Clinical case for AVA6000 as a cure22 Jun 2023 13:33
I'd like to comment on this from yesterday's RNS as it lays out the clinical case for AVA6000 over straight doxorubicin:
"The emerging positive safety and pharmacokinetic data from the study support the potential clinical differentiation of AVA6000 over doxorubicin. This includes: (i) higher dosing of AVA6000 compared to standard doxorubicin, (ii) more frequent dosing of AVA6000 compared to doxorubicin - doxorubicin is typically dosed every three weeks in order for patients to recover from the side effects of treatment, (iii) the ability to administer many more cycles of AVA6000 compared to doxorubicin."
(i) This is ambiguous. We started at 80mg/m² which was, to be pedantic, already a higher dose than the standard doxorubicin dose of 75mg/m².😉 However what's meant is that the doxorubicin cleaved from AVA6000 is higher than the standard doxorubicin dose. Whilst this is already known to Avacta, the clinicians and any companies signing NDAs, it will only become public knowledge when the PK data are release - and will be very interesting to see.
(ii) I sincerely hope that weekly dosing of AVA6000 will be possible in Phase 1b. That would be a change to the study protocol that would expand and speed up best regulatory approval so I hope application to vary the Phase 1b protocol has already been made and granted.
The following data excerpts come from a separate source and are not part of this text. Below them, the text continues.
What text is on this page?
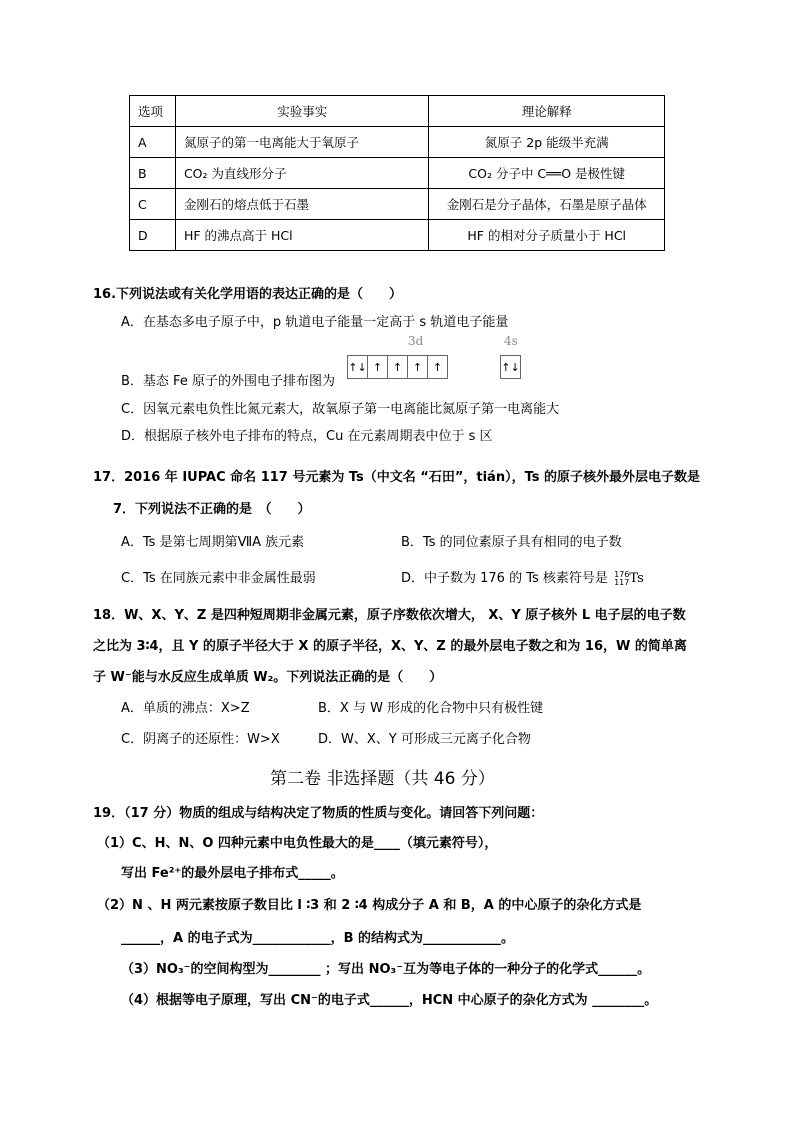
选项	实验事实	理论解释
A	氮原子的第一电离能大于氧原子	氮原子 2p 能级半充满
B	CO₂ 为直线形分子	CO₂ 分子中 C══O 是极性键
C	金刚石的熔点低于石墨	金刚石是分子晶体，石墨是原子晶体
D	HF 的沸点高于 HCl	HF 的相对分子质量小于 HCl
16.下列说法或有关化学用语的表达正确的是（　　）
A．在基态多电子原子中，p 轨道电子能量一定高于 s 轨道电子能量
3d	4s
B．基态 Fe 原子的外围电子排布图为
↑↓ ↑ ↑ ↑ ↑	↑↓
C．因氧元素电负性比氮元素大，故氧原子第一电离能比氮原子第一电离能大
D．根据原子核外电子排布的特点，Cu 在元素周期表中位于 s 区
17．2016 年 IUPAC 命名 117 号元素为 Ts（中文名 “石田”，tián），Ts 的原子核外最外层电子数是
7．下列说法不正确的是　（　　）
A．Ts 是第七周期第ⅦA 族元素	B．Ts 的同位素原子具有相同的电子数
C．Ts 在同族元素中非金属性最弱	D．中子数为 176 的 Ts 核素符号是 176
117Ts
18．W、X、Y、Z 是四种短周期非金属元素，原子序数依次增大， X、Y 原子核外 L 电子层的电子数
之比为 3∶4，且 Y 的原子半径大于 X 的原子半径，X、Y、Z 的最外层电子数之和为 16，W 的简单离
子 W⁻能与水反应生成单质 W₂。下列说法正确的是（　　）
A．单质的沸点：X>Z	B．X 与 W 形成的化合物中只有极性键
C．阴离子的还原性：W>X	D．W、X、Y 可形成三元离子化合物
第二卷 非选择题（共 46 分）
19．（17 分）物质的组成与结构决定了物质的性质与变化。请回答下列问题：
（1）C、H、N、O 四种元素中电负性最大的是____（填元素符号），
写出 Fe²⁺的最外层电子排布式_____。
（2）N 、H 两元素按原子数目比 l ∶3 和 2 ∶4 构成分子 A 和 B，A 的中心原子的杂化方式是
______，A 的电子式为____________，B 的结构式为____________。
（3）NO₃⁻的空间构型为________ ；写出 NO₃⁻互为等电子体的一种分子的化学式______。
（4）根据等电子原理，写出 CN⁻的电子式______，HCN 中心原子的杂化方式为 ________。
(iii) This to me is the most interesting. Could AVA6000, alone, be used to eradicate cancer, even just one cancer? Doxorubicin only works when cells are dividing and AVA6000 could, I believe, be used in appropriate dose, which doesn't necessarily have to be high, at weekly intervals to reduce tumours. But what happens when the tumour gets really small? All things being equal, a small TME will have little FAP so, whilst FAP is concentrated there, the amount may be comparable to the total FAP in the rest of the body and AVA6000 may lose some or all of its targetting specificity to the tumour and side effects start to appear for any useful anti-tumour activity. Could it kill off all the tumour cells without serious side-effects in other parts of the body or would a combination treatment with another anticancer be better for the latter stages of tumour eradication? Step forward AVA3996? Could these two drugs, in combination, be the Holy Grail for complete remission of epithelial cancers?